1) I miss my Family, my dogs, my bed, the weather, the lakes, basketball training, the green, surrounded by trees, the ocean in the washington area, my home, and my people.

2) Knowing that i have a summer job and i’m missing it right now.. LOL

3) I get to learn about other Native peoples culture, and I get to meet new Native American youth.

4) The “hike” was amazing. Learning about the wild life and the plant life was very nice. I felt more spiritual when we danced. Everyone stood up and let go of the past, and it just made me feel connected with everyone.

I want to be called cecelia from now on :)

1) I miss the giant cedar trees and seeing the water, and seeing people pulling canoe.

2) One thing that makes it hard about being away from home is that I am not hagning out with my family and I miss my family a lot.

3) one thing that is great about being away from home is that it is good to travel, and to realize that there are more places than just my rez.

4) my day was jawesome :))))

Day 6

The things that I miss from home are my dogs and my bed. One thing that makes it hard from being away from home is not being able to sleep in and one thing that is great about being away from home is not seeing my annoying sisters. My day today was actually good especially when we went to Mount Baldy because we went off campus which I like instead of being stuck in class all day. The hike up there was tiring but it was pretty too. One thing I wished we did was go to the waterfall.

Mika Jade’s Day

Now that I’ve been away from home, some of the things I miss are being able to wake up and open my door and see the sunrise and drink coffee with my birth giver. I miss seeing my bulldogs faces. I also miss my younger brother whose birthday I had to miss.
One of things that makes it hard to be away from home is not being able to see my family members faces and voices. One thing that is great about being away from home is being able to experience new things and meet new people that can become great friends later on.

Reflection:

Today was an adventure to listen to other elders stories and to be welcomed on their territories, and being able to listen and share the traditional songs and dances at Mount. Baldy. Also cooking in the morning with my mentor’s group and going through the day with laughter and good vibes.

SAM_1124

Mount Baldy

1. The thing I miss most from home is definitely my family.
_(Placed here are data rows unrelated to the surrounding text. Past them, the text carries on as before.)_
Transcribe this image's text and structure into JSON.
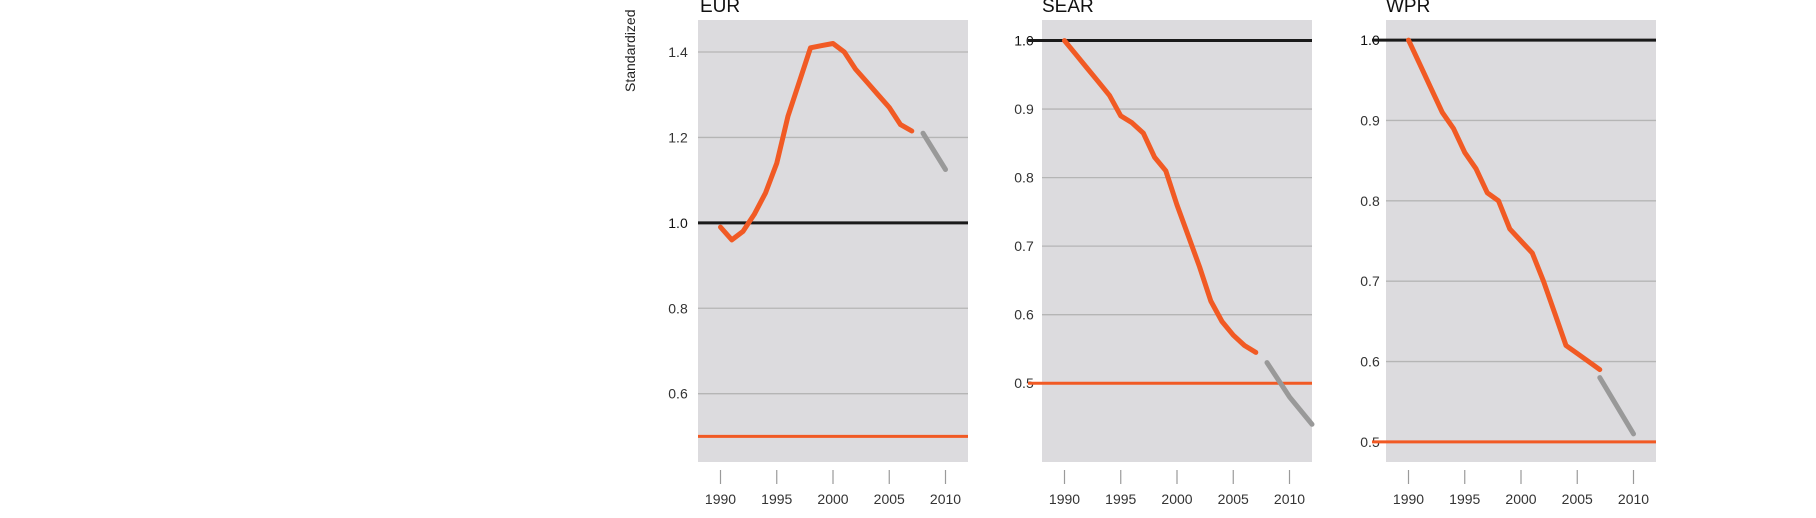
{
  "y_axis_label": "Standardized",
  "chart_data": [
    {
      "type": "line",
      "title": "EUR",
      "xlim": [
        1988,
        2012
      ],
      "ylim": [
        0.44,
        1.475
      ],
      "yticks": [
        0.6,
        0.8,
        1.0,
        1.2,
        1.4
      ],
      "ytick_labels": [
        "0.6",
        "0.8",
        "1.0",
        "1.2",
        "1.4"
      ],
      "xticks": [
        1990,
        1995,
        2000,
        2005,
        2010
      ],
      "xtick_labels": [
        "1990",
        "1995",
        "2000",
        "2005",
        "2010"
      ],
      "reference_line": 1.0,
      "target_line": 0.5,
      "series": [
        {
          "style": "observed",
          "color": "#f15a24",
          "x": [
            1990,
            1991,
            1992,
            1993,
            1994,
            1995,
            1996,
            1997,
            1998,
            1999,
            2000,
            2001,
            2002,
            2003,
            2004,
            2005,
            2006,
            2007
          ],
          "y": [
            0.99,
            0.96,
            0.98,
            1.02,
            1.07,
            1.14,
            1.25,
            1.33,
            1.41,
            1.415,
            1.42,
            1.4,
            1.36,
            1.33,
            1.3,
            1.27,
            1.23,
            1.215
          ]
        },
        {
          "style": "projected",
          "color": "#999999",
          "x": [
            2008,
            2010
          ],
          "y": [
            1.21,
            1.125
          ]
        }
      ],
      "grid": true
    },
    {
      "type": "line",
      "title": "SEAR",
      "xlim": [
        1988,
        2012
      ],
      "ylim": [
        0.385,
        1.03
      ],
      "yticks": [
        0.5,
        0.6,
        0.7,
        0.8,
        0.9,
        1.0
      ],
      "ytick_labels": [
        "0.5",
        "0.6",
        "0.7",
        "0.8",
        "0.9",
        "1.0"
      ],
      "xticks": [
        1990,
        1995,
        2000,
        2005,
        2010
      ],
      "xtick_labels": [
        "1990",
        "1995",
        "2000",
        "2005",
        "2010"
      ],
      "reference_line": 1.0,
      "target_line": 0.5,
      "series": [
        {
          "style": "observed",
          "color": "#f15a24",
          "x": [
            1990,
            1991,
            1992,
            1993,
            1994,
            1995,
            1996,
            1997,
            1998,
            1999,
            2000,
            2001,
            2002,
            2003,
            2004,
            2005,
            2006,
            2007
          ],
          "y": [
            1.0,
            0.98,
            0.96,
            0.94,
            0.92,
            0.89,
            0.88,
            0.865,
            0.83,
            0.81,
            0.76,
            0.715,
            0.67,
            0.62,
            0.59,
            0.57,
            0.555,
            0.545
          ]
        },
        {
          "style": "projected",
          "color": "#999999",
          "x": [
            2008,
            2010,
            2012
          ],
          "y": [
            0.53,
            0.48,
            0.44
          ]
        }
      ],
      "grid": true
    },
    {
      "type": "line",
      "title": "WPR",
      "xlim": [
        1988,
        2012
      ],
      "ylim": [
        0.475,
        1.025
      ],
      "yticks": [
        0.5,
        0.6,
        0.7,
        0.8,
        0.9,
        1.0
      ],
      "ytick_labels": [
        "0.5",
        "0.6",
        "0.7",
        "0.8",
        "0.9",
        "1.0"
      ],
      "xticks": [
        1990,
        1995,
        2000,
        2005,
        2010
      ],
      "xtick_labels": [
        "1990",
        "1995",
        "2000",
        "2005",
        "2010"
      ],
      "reference_line": 1.0,
      "target_line": 0.5,
      "series": [
        {
          "style": "observed",
          "color": "#f15a24",
          "x": [
            1990,
            1991,
            1992,
            1993,
            1994,
            1995,
            1996,
            1997,
            1998,
            1999,
            2000,
            2001,
            2002,
            2003,
            2004,
            2005,
            2006,
            2007
          ],
          "y": [
            1.0,
            0.97,
            0.94,
            0.91,
            0.89,
            0.86,
            0.84,
            0.81,
            0.8,
            0.765,
            0.75,
            0.735,
            0.7,
            0.66,
            0.62,
            0.61,
            0.6,
            0.59
          ]
        },
        {
          "style": "projected",
          "color": "#999999",
          "x": [
            2007,
            2010
          ],
          "y": [
            0.58,
            0.51
          ]
        }
      ],
      "grid": true
    }
  ],
  "colors": {
    "panel_bg": "#dcdbde",
    "grid": "#b5b5b5",
    "reference": "#1a1a1a",
    "target": "#f15a24",
    "observed": "#f15a24",
    "projected": "#999999"
  }
}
I miss being able to talk to my mom, my dad, and my brother especially. Although I keep in contact with them everyday, it is not the same. I miss cracking jokes with my dad, we usually spent a lot of time together. What is quite surprising to me is that I miss my brother. Usually this would be the time to take a break from him but I actually miss playing soccer with him. And lastly, I miss my mom’s stupendous cooking.
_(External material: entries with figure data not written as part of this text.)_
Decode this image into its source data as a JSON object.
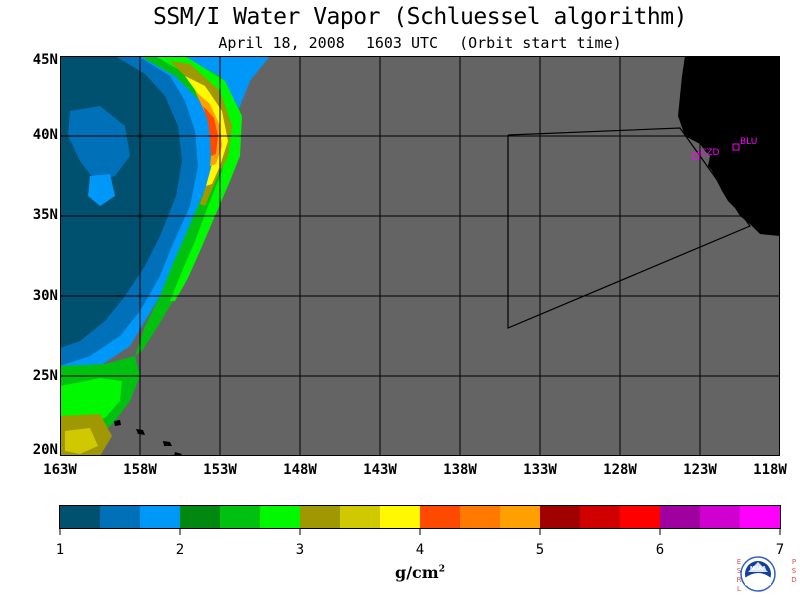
{
  "title": "SSM/I Water Vapor (Schluessel algorithm)",
  "subtitle": {
    "date": "April 18, 2008",
    "time": "1603 UTC",
    "note": "(Orbit start time)"
  },
  "map": {
    "lat_labels": [
      "45N",
      "40N",
      "35N",
      "30N",
      "25N",
      "20N"
    ],
    "lon_labels": [
      "163W",
      "158W",
      "153W",
      "148W",
      "143W",
      "138W",
      "133W",
      "128W",
      "123W",
      "118W"
    ],
    "land_color": "#000000",
    "nodata_color": "#646464",
    "stations": [
      {
        "label": "BLU"
      },
      {
        "label": "CZD"
      }
    ]
  },
  "colorbar": {
    "tick_labels": [
      "1",
      "2",
      "3",
      "4",
      "5",
      "6",
      "7"
    ],
    "colors": [
      "#005070",
      "#0070b8",
      "#0098f8",
      "#008810",
      "#00c010",
      "#00f800",
      "#a09800",
      "#d0c800",
      "#fff800",
      "#ff4800",
      "#ff7800",
      "#ffa000",
      "#a00000",
      "#d00000",
      "#ff0000",
      "#a000a0",
      "#d000d0",
      "#ff00ff"
    ],
    "unit": "g/cm",
    "unit_sup": "2"
  },
  "logo": {
    "left_text": "ESRL",
    "right_text": "PSD",
    "center_text": "NOAA"
  }
}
2. My biggest difficulty for me staying away from home has always been food. My mom is the type of mom that cooks everyday and I hardly ever eat outside of home. She has always been strict on me on eating up to four times a day. But, the thing that makes it really difficult is the meal hours. Im usually never hungry when it is breakfast time because I would usually eat breakfast at around 9 or 10.

3. I think the great thing from being away from home is taking a break from all problems you have back at home. Here you are able to forget about everything and just have a good time.
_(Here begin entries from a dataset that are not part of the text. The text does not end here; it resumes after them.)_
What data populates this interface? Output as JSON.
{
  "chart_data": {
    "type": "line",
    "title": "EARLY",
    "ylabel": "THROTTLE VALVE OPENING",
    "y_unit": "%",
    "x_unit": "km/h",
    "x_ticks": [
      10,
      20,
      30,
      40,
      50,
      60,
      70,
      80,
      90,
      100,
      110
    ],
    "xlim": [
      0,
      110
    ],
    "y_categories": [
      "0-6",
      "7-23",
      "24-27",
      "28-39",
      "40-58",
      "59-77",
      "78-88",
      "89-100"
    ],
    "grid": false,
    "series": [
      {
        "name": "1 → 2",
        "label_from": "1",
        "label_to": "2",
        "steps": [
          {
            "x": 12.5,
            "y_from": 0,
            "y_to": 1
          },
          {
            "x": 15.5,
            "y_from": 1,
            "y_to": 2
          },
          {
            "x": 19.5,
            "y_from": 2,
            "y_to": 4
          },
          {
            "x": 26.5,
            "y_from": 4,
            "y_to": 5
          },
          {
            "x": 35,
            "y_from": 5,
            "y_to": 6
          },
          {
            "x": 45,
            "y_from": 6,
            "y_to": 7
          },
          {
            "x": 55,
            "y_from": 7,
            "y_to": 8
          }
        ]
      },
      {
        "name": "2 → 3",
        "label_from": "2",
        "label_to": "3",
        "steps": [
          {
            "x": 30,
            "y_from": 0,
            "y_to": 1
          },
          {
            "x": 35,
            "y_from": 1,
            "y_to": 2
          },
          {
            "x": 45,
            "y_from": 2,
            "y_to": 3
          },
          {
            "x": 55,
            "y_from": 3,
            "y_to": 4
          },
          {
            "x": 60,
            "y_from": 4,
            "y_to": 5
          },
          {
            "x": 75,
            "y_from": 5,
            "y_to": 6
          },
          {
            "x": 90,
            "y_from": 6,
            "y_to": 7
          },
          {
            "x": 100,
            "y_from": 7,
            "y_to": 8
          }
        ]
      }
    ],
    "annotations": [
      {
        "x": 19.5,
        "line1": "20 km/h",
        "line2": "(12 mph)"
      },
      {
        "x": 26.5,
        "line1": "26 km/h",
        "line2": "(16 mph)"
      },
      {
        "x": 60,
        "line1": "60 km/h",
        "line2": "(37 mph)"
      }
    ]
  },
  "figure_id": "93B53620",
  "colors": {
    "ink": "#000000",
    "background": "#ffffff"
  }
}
4. Mount Baldy was definitely the highlight of the day. I had a spectacular time hearing the songs of the elders. It was really fun dancing the songs of the elder today. It was a really great environment and it was really touching.

Day 6

I miss my comfortable bed. Not being able to sleep as long as i wish to ( till 1). The absolutely best thing about being away from home is being away from my annoying sisters. Today was a very productive day because i got up early and got to class on time and got to hear that a idem was getting sent back to its people from the museum.         Also i liked being at Mount Baldy because I like the nature walk and hearing the elders and Lummi girls singing their songs.